Michael Learned goes from TV mom to Albee leading lady
New York ? Michael Learned was struggling with a line during rehearsals of “All Over” Edward Albee’s 1971 play being revived off-Broadway when a startling thought occurred to her.
“You know,” she said to director Emily Mann, “when I think of the dollars per minute I’m getting to do this and then I think of the dollars per minute I got to pour coffee on television, it’s just amazing.”
“And it’s true!” Mann says. “We all broke up laughing.”
Learned was one of America’s highest-paid housewives in the 1970s, playing the warmhearted Ma Walton in “The Waltons” on television.
These days, she is working for more esoteric rewards: the challenge of speaking Albee’s elegant lines on stage and the joy of acting opposite her longtime friend, Rosemary Harris, for the first time.
“This play is like poetry to me,” she says. “I never get tired of his words. Try writing one of his sentences in other words and you’ll fill up pages.”
“All Over” unfolds during the final hours of a wealthy dying man, never seen in the play. Learned plays his mistress; Harris is his wife. The current production began life at the McCarter Theatre in Princeton, N.J., earlier this year.

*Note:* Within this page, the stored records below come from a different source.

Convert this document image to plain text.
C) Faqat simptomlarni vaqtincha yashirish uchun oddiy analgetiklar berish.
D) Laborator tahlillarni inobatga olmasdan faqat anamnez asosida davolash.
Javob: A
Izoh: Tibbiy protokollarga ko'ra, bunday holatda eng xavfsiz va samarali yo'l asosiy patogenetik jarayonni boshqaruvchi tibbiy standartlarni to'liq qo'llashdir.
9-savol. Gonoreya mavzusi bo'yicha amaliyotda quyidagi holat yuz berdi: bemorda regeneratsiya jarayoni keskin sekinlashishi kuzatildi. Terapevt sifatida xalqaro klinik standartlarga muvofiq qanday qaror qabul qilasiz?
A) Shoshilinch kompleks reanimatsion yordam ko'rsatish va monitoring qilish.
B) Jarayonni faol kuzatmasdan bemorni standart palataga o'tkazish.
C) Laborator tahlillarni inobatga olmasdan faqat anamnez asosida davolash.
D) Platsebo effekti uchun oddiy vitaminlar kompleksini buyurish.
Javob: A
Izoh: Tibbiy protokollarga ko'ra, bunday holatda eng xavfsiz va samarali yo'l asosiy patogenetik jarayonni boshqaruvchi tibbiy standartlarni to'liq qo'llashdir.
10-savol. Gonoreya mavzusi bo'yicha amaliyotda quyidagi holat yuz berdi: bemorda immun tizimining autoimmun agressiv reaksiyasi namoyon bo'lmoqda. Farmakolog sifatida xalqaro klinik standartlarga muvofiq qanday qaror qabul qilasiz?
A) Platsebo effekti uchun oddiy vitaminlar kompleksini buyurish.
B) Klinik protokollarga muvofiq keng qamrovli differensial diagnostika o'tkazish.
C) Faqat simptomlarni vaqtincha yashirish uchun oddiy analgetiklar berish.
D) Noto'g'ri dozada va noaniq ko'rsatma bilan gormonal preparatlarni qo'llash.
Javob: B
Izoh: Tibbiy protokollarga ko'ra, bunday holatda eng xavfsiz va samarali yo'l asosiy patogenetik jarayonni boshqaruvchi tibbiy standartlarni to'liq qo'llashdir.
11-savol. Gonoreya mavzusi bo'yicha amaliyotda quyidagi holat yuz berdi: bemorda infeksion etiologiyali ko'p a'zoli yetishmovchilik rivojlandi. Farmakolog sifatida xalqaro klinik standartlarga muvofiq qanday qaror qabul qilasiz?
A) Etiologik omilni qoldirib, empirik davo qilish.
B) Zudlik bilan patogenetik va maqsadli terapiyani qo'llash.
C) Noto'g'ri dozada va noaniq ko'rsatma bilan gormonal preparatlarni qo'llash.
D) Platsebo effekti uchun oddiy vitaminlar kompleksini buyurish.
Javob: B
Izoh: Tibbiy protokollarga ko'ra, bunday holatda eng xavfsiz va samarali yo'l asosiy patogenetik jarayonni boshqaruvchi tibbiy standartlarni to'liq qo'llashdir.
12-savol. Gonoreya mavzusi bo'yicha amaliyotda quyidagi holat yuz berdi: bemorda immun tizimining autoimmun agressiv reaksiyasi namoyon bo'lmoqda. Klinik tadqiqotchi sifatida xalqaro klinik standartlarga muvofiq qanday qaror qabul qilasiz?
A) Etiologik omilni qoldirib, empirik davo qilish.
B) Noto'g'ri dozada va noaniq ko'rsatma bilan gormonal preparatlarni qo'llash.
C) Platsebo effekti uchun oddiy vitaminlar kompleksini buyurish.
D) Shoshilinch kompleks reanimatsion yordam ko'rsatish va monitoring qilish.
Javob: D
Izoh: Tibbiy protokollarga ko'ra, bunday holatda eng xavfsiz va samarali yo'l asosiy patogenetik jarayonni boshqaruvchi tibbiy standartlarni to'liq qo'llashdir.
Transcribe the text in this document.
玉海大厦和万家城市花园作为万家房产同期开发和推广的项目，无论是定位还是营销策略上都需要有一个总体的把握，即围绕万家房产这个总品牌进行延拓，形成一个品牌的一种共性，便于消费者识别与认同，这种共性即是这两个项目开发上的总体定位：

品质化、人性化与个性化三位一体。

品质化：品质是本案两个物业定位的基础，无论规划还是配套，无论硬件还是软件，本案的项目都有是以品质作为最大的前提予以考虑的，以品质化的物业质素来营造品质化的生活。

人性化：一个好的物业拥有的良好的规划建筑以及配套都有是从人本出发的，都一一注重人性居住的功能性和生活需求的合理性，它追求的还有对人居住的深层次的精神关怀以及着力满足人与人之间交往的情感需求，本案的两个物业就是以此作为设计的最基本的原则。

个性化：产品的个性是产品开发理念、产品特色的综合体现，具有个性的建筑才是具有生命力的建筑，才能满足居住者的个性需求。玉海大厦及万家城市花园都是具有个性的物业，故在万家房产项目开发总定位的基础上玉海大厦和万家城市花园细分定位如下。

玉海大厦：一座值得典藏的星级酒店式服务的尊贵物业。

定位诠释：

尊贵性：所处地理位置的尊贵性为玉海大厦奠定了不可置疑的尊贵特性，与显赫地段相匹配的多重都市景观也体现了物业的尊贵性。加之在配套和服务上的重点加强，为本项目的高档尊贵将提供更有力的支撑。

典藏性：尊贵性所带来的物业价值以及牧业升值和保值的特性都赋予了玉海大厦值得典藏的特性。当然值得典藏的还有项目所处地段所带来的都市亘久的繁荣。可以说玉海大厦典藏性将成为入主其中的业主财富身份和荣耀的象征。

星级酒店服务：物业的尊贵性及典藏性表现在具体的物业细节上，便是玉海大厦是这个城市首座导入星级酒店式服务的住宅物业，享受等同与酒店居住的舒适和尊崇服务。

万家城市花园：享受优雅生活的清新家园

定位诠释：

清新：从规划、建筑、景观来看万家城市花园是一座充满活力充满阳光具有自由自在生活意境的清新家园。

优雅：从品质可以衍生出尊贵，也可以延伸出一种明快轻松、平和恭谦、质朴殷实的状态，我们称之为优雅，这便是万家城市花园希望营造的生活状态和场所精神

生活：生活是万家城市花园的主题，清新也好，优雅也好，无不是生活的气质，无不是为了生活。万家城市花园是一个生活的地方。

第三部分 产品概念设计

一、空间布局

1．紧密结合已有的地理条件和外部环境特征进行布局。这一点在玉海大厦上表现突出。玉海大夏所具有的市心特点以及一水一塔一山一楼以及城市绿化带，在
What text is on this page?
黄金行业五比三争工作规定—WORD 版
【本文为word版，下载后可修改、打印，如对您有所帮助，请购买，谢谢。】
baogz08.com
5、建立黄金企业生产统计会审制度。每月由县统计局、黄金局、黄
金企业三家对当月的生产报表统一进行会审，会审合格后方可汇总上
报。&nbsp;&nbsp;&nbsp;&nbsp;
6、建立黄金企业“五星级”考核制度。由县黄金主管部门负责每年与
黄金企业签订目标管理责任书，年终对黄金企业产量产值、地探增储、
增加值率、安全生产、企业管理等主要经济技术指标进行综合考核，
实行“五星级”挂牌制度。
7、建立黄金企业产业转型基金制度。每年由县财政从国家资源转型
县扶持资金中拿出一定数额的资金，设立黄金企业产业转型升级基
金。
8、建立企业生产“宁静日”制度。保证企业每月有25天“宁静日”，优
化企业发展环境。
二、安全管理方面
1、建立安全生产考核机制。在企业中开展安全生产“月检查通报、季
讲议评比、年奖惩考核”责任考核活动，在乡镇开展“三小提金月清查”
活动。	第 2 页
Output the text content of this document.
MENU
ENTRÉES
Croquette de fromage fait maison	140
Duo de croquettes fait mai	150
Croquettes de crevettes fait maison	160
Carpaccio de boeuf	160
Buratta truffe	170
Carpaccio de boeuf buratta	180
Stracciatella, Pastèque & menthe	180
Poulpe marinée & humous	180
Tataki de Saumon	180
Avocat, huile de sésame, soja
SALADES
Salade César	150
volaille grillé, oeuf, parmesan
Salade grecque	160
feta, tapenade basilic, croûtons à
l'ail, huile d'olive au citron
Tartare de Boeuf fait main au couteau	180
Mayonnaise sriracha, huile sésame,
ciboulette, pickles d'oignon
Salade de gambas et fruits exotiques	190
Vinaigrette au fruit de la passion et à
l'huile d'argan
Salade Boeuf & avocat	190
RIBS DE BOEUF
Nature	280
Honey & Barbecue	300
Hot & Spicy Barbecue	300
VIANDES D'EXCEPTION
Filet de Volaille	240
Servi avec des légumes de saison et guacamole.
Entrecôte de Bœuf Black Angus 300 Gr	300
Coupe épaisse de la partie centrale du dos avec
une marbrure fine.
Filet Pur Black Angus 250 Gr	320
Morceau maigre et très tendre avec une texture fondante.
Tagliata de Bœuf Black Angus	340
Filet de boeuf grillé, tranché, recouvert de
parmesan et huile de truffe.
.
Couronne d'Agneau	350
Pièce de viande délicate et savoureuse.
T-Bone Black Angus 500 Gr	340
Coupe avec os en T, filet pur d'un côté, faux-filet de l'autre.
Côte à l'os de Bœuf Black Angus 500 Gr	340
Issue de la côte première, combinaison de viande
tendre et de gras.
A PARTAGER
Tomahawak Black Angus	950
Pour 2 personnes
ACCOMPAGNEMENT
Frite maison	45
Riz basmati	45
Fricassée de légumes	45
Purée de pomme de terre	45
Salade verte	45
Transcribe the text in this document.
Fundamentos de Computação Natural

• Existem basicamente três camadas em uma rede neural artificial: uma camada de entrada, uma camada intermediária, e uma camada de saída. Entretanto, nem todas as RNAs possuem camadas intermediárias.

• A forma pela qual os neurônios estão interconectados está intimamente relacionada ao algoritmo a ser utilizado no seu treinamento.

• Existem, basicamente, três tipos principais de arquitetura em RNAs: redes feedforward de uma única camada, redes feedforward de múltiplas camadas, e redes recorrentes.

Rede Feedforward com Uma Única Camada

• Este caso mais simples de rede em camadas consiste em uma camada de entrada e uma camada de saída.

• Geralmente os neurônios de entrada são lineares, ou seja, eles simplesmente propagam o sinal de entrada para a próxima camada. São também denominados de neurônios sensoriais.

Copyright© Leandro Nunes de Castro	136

Learned, 63, has been making the most of her work in the theater. In the past decade, she’s appeared in a Broadway revival of Gore Vidal’s “The Best Man” and in a Boston production of Albee’s “Three Tall Women,” among many others.
She began her professional career on stage in the 1960s and early 1970s, when she was a member of the American Conservatory Theatre in San Francisco. There, she appeared in a long string of productions, including a version of Noel Coward’s “Private Lives” directed by Francis Ford Coppola (who was editing “The Godfather” at the time).
“The way I would describe doing an hour series is being a racehorse and plowing the field instead of running the race,” she says. “In the theater you get to run the race.”